FIG. 3.

Modulation of AFB-DNA adduct formation by DIM in cultured human primary hepatocytes under different treatment conditions. To assess contribution of transcriptional versus enzyme inhibition effects, we measured AFB-DNA adduct levels under three different conditions: (1) following a 48 h pretreatment with DIM, media was removed, cells were rinsed with PBS, and incubated for 6 h in media containing tritiated AFB but no DIM; (2) following a 48 h pretreatment with DIM, media was removed, cells were rinsed with PBS, and incubated for an additional 6 h in media containing tritiated AFB and DIM; (3) following a 48 h treatment with vehicle only (no DIM), media was removed, cells were rinsed with PBS, and incubated for an additional 6 h in media containing tritiated AFB and DIM. DIM was applied at 10μM. Condition 1 is designed to detect transcriptional effects, condition 3 detects potential enzyme inhibition effects, and condition 2 detects the overall effect of both.
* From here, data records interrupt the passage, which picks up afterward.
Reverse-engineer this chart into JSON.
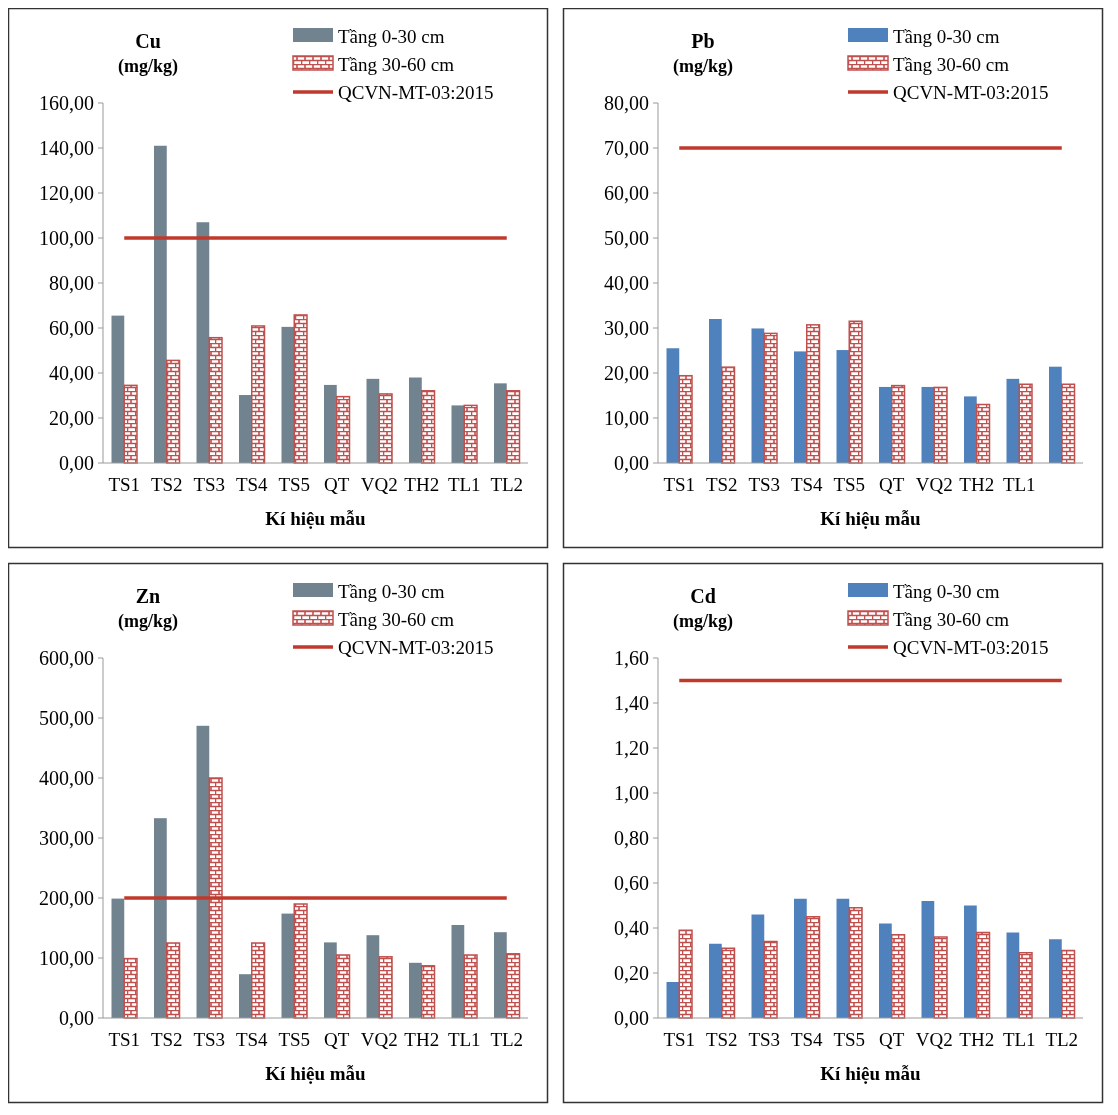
{
  "chart_data": [
    {
      "type": "bar",
      "title": "Cu",
      "ylabel": "(mg/kg)",
      "xlabel": "Kí hiệu mẫu",
      "categories": [
        "TS1",
        "TS2",
        "TS3",
        "TS4",
        "TS5",
        "QT",
        "VQ2",
        "TH2",
        "TL1",
        "TL2"
      ],
      "series": [
        {
          "name": "Tầng 0-30 cm",
          "color": "#71838f",
          "values": [
            65.5,
            141,
            107,
            30.2,
            60.5,
            34.7,
            37.4,
            38,
            25.6,
            35.4
          ]
        },
        {
          "name": "Tầng 30-60 cm",
          "color": "#c0504d",
          "values": [
            34.5,
            45.6,
            55.7,
            60.9,
            65.8,
            29.5,
            30.7,
            32.1,
            25.6,
            32.1
          ]
        },
        {
          "name": "QCVN-MT-03:2015",
          "type": "line",
          "color": "#c0392b",
          "values": [
            100,
            100,
            100,
            100,
            100,
            100,
            100,
            100,
            100,
            100
          ]
        }
      ],
      "ylim": [
        0,
        160
      ],
      "yticks": [
        {
          "value": 0,
          "label": "0,00"
        },
        {
          "value": 20,
          "label": "20,00"
        },
        {
          "value": 40,
          "label": "40,00"
        },
        {
          "value": 60,
          "label": "60,00"
        },
        {
          "value": 80,
          "label": "80,00"
        },
        {
          "value": 100,
          "label": "100,00"
        },
        {
          "value": 120,
          "label": "120,00"
        },
        {
          "value": 140,
          "label": "140,00"
        },
        {
          "value": 160,
          "label": "160,00"
        }
      ],
      "grid": false,
      "legend": "top right"
    },
    {
      "type": "bar",
      "title": "Pb",
      "ylabel": "(mg/kg)",
      "xlabel": "Kí hiệu mẫu",
      "categories": [
        "TS1",
        "TS2",
        "TS3",
        "TS4",
        "TS5",
        "QT",
        "VQ2",
        "TH2",
        "TL1",
        null
      ],
      "series": [
        {
          "name": "Tầng 0-30 cm",
          "color": "#4f81bd",
          "values": [
            25.5,
            32,
            29.9,
            24.8,
            25.1,
            16.9,
            16.9,
            14.8,
            18.7,
            21.4
          ]
        },
        {
          "name": "Tầng 30-60 cm",
          "color": "#c0504d",
          "values": [
            19.4,
            21.3,
            28.8,
            30.7,
            31.5,
            17.2,
            16.8,
            13,
            17.5,
            17.5
          ]
        },
        {
          "name": "QCVN-MT-03:2015",
          "type": "line",
          "color": "#c0392b",
          "values": [
            70,
            70,
            70,
            70,
            70,
            70,
            70,
            70,
            70,
            70
          ]
        }
      ],
      "ylim": [
        0,
        80
      ],
      "yticks": [
        {
          "value": 0,
          "label": "0,00"
        },
        {
          "value": 10,
          "label": "10,00"
        },
        {
          "value": 20,
          "label": "20,00"
        },
        {
          "value": 30,
          "label": "30,00"
        },
        {
          "value": 40,
          "label": "40,00"
        },
        {
          "value": 50,
          "label": "50,00"
        },
        {
          "value": 60,
          "label": "60,00"
        },
        {
          "value": 70,
          "label": "70,00"
        },
        {
          "value": 80,
          "label": "80,00"
        }
      ],
      "grid": false,
      "legend": "top right"
    },
    {
      "type": "bar",
      "title": "Zn",
      "ylabel": "(mg/kg)",
      "xlabel": "Kí hiệu mẫu",
      "categories": [
        "TS1",
        "TS2",
        "TS3",
        "TS4",
        "TS5",
        "QT",
        "VQ2",
        "TH2",
        "TL1",
        "TL2"
      ],
      "series": [
        {
          "name": "Tầng 0-30 cm",
          "color": "#71838f",
          "values": [
            199,
            333,
            487,
            73,
            174,
            126,
            138,
            92,
            155,
            143
          ]
        },
        {
          "name": "Tầng 30-60 cm",
          "color": "#c0504d",
          "values": [
            99,
            125,
            400,
            125,
            190,
            105,
            102,
            87,
            105,
            107
          ]
        },
        {
          "name": "QCVN-MT-03:2015",
          "type": "line",
          "color": "#c0392b",
          "values": [
            200,
            200,
            200,
            200,
            200,
            200,
            200,
            200,
            200,
            200
          ]
        }
      ],
      "ylim": [
        0,
        600
      ],
      "yticks": [
        {
          "value": 0,
          "label": "0,00"
        },
        {
          "value": 100,
          "label": "100,00"
        },
        {
          "value": 200,
          "label": "200,00"
        },
        {
          "value": 300,
          "label": "300,00"
        },
        {
          "value": 400,
          "label": "400,00"
        },
        {
          "value": 500,
          "label": "500,00"
        },
        {
          "value": 600,
          "label": "600,00"
        }
      ],
      "grid": false,
      "legend": "top right"
    },
    {
      "type": "bar",
      "title": "Cd",
      "ylabel": "(mg/kg)",
      "xlabel": "Kí hiệu mẫu",
      "categories": [
        "TS1",
        "TS2",
        "TS3",
        "TS4",
        "TS5",
        "QT",
        "VQ2",
        "TH2",
        "TL1",
        "TL2"
      ],
      "series": [
        {
          "name": "Tầng 0-30 cm",
          "color": "#4f81bd",
          "values": [
            0.16,
            0.33,
            0.46,
            0.53,
            0.53,
            0.42,
            0.52,
            0.5,
            0.38,
            0.35
          ]
        },
        {
          "name": "Tầng 30-60 cm",
          "color": "#c0504d",
          "values": [
            0.39,
            0.31,
            0.34,
            0.45,
            0.49,
            0.37,
            0.36,
            0.38,
            0.29,
            0.3
          ]
        },
        {
          "name": "QCVN-MT-03:2015",
          "type": "line",
          "color": "#c0392b",
          "values": [
            1.5,
            1.5,
            1.5,
            1.5,
            1.5,
            1.5,
            1.5,
            1.5,
            1.5,
            1.5
          ]
        }
      ],
      "ylim": [
        0,
        1.6
      ],
      "yticks": [
        {
          "value": 0,
          "label": "0,00"
        },
        {
          "value": 0.2,
          "label": "0,20"
        },
        {
          "value": 0.4,
          "label": "0,40"
        },
        {
          "value": 0.6,
          "label": "0,60"
        },
        {
          "value": 0.8,
          "label": "0,80"
        },
        {
          "value": 1,
          "label": "1,00"
        },
        {
          "value": 1.2,
          "label": "1,20"
        },
        {
          "value": 1.4,
          "label": "1,40"
        },
        {
          "value": 1.6,
          "label": "1,60"
        }
      ],
      "grid": false,
      "legend": "top right"
    }
  ]
}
Conditions 1, 2, and 3 were compared to an analogous treatment without DIM application, which served as control (equal to 100%), for example, following a 48 h treatment with vehicle only (no DIM), media was removed, cells were rinsed with PBS, and incubated for an additional 6 h in media containing tritiated AFB only (no DIM). AFB-DNA adduct levels are expressed as percentages of control and represent means and SDs from three independent experiments (e.g., hepatocytes from three individual preparations). Conditions 1 and 2 were not significantly different from each other, but each was different from control (p ≤ 0.05), marked as “*.” Condition 3 was significantly different from conditions 1 and 2 (p ≤ 0.05), but not from the control, marked as “#.”